Entro al super y le explico al cajero, con cara de desesperada, lo que me acaba de pasar. Le pido que me ayude a sacar la reja, aparece un empleado, hablan en un idioma que no entiendo, vamos a la carnicería, le pide un destornillador al carnicero, aparece el dueño, dice que no vamos a poder, que la reja está soldada al marco, que hay que cortarla, o romper la loza, que tenemos que conseguir herramientas, aparece el verdulero con un cortafierros, vamos hasta el lugar del hecho, todos miran opinan, viene un vecino, todos miran opinan, volvemos adentro a pensar qué hacer, quedamos en silencio. Entonces aparecen las chicas.

Son las empleadas que atienden la fiambrería, entre 20 y 25 años, seguramente son del pueblo, una rubia con colita, la otra de pelo corto oscuro. Nosotras las vamos a sacar dicen, mientras descuelgan los salamines de los ganchos de alambres que los sostienen contra la pared. Y allá vamos, todos atrás de ellas, rumbo a la rejilla.
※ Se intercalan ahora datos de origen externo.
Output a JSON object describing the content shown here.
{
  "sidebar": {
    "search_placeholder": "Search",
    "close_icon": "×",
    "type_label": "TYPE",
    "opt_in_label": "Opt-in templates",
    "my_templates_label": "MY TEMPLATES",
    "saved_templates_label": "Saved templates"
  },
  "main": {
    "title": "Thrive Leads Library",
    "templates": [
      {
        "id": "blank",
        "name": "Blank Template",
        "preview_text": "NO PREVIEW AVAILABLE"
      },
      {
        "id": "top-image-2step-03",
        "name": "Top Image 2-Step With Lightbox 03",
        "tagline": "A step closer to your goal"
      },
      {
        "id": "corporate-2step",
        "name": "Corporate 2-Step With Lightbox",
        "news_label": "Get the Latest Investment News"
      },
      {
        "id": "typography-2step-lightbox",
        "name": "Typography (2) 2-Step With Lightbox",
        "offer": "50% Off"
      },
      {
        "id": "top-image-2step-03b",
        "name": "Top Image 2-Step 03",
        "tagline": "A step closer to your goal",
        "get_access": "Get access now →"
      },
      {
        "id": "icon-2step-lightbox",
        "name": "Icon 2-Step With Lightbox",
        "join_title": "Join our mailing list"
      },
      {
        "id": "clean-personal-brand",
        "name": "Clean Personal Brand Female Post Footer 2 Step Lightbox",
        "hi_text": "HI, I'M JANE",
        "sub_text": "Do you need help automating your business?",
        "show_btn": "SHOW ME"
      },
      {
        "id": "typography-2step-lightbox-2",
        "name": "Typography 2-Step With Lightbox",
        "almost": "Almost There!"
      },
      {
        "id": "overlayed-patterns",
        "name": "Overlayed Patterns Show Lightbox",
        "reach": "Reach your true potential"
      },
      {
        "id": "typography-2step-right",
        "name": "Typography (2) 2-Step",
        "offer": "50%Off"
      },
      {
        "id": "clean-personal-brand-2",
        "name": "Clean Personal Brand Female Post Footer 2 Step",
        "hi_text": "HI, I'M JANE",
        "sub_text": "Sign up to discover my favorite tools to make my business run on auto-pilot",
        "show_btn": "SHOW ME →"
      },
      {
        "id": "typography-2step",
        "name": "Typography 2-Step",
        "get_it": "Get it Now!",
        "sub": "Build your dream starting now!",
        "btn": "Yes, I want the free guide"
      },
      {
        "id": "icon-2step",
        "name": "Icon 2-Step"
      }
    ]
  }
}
Se arrodillan y empiezan la operación. Un gancho tras otro, unidos entre sí, bajando por el metro de distancia hasta el fondo de la zanja, o sea, hasta la llave. La argollita del llavero está de plano contra el piso, hay que darla vuelta con un alambre rígido para después engancharla con el gancho. Vuelta al depósito para conseguir un alambre y otra vez de rodillas, y girar la llave, y vuelta los ganchos y hace falta un imán porque se nos cae, pero imán no tenemos, probemos con cinta, mejor la otra que tenemos en el cajoncito, y vuelta a subir y bajar los ganchos, cada vez con el mayor cuidado para no perderlos dentro de la zanja. El vecino, los chicos del super, todos alentando. Yo sacando fotos y haciendo arengas feministas.
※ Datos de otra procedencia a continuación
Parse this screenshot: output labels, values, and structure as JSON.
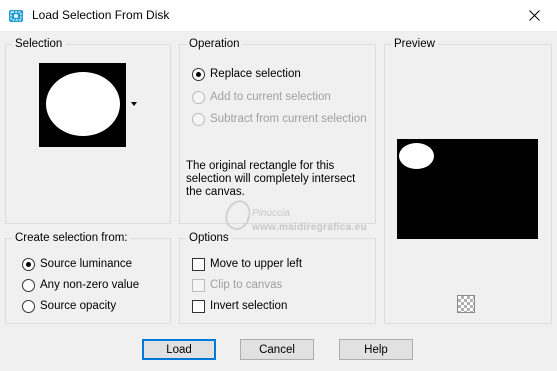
{
  "window": {
    "title": "Load Selection From Disk",
    "icons": {
      "app": "selection-icon",
      "close": "close-icon"
    }
  },
  "selection_group": {
    "title": "Selection",
    "thumbnail": "white-oval-on-black",
    "dropdown_icon": "chevron-down-icon"
  },
  "operation_group": {
    "title": "Operation",
    "options": [
      {
        "label": "Replace selection",
        "checked": true,
        "enabled": true
      },
      {
        "label": "Add to current selection",
        "checked": false,
        "enabled": false
      },
      {
        "label": "Subtract from current selection",
        "checked": false,
        "enabled": false
      }
    ],
    "message": "The original rectangle for this selection will completely intersect the canvas."
  },
  "preview_group": {
    "title": "Preview",
    "transparency_icon": "checkerboard-icon"
  },
  "create_group": {
    "title": "Create selection from:",
    "options": [
      {
        "label": "Source luminance",
        "checked": true
      },
      {
        "label": "Any non-zero value",
        "checked": false
      },
      {
        "label": "Source opacity",
        "checked": false
      }
    ]
  },
  "options_group": {
    "title": "Options",
    "items": [
      {
        "label": "Move to upper left",
        "checked": false,
        "enabled": true
      },
      {
        "label": "Clip to canvas",
        "checked": false,
        "enabled": false
      },
      {
        "label": "Invert selection",
        "checked": false,
        "enabled": true
      }
    ]
  },
  "watermark": {
    "name": "Pinuccia",
    "url": "www.maidiregrafica.eu"
  },
  "buttons": {
    "load": "Load",
    "cancel": "Cancel",
    "help": "Help"
  },
  "colors": {
    "accent": "#0078d7",
    "dialog_bg": "#f0f0f0",
    "disabled_text": "#a0a0a0"
  }
}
Habremos tardado media hora, un poco más. Todo ese tiempo, me animo a decir, que fuimos felices. Teníamos claro qué queríamos conseguir, estábamos dispuestos a probar y equivocarnos, y volver a probar. No había nadie que obstaculizara, nadie que boicoteara, nadie que pensara en forma egoísta. Las chicas estaban decididas y defendían su derecho a ser las protagonistas. Sin enojos, sin histeria, sin disputas. Con alegría e inteligencia. De un modo femenino, dije yo, y los varones presentes protestaron: eh!! nosotros hicimos el aguante. Les dije que tenían razón.

La última subida fue emocionante. Todos en silencio, viendo cómo la llave se acercaba, pegoteada en cinta de papel, enganchada en una tira de ganchos para salamines, y el último giro de Valeria, como una cirujana, para que pasara de canto por la reja. Ya está, me dijo mientras me daba la llave, y todos aplaudimos.

Les dije que quería darles un regalo, no sé, algo, agradecerles de alguna manera. Me miraron sorprendidas y me dijeron, que no, que de ninguna manera, que lo habían hecho porque tuvieron ganas y que había sido muy divertido. Nos sacamos fotos todos juntos, sosteniendo el llavero. Y  ellas dos, radiantes y hermosas. Como el mar.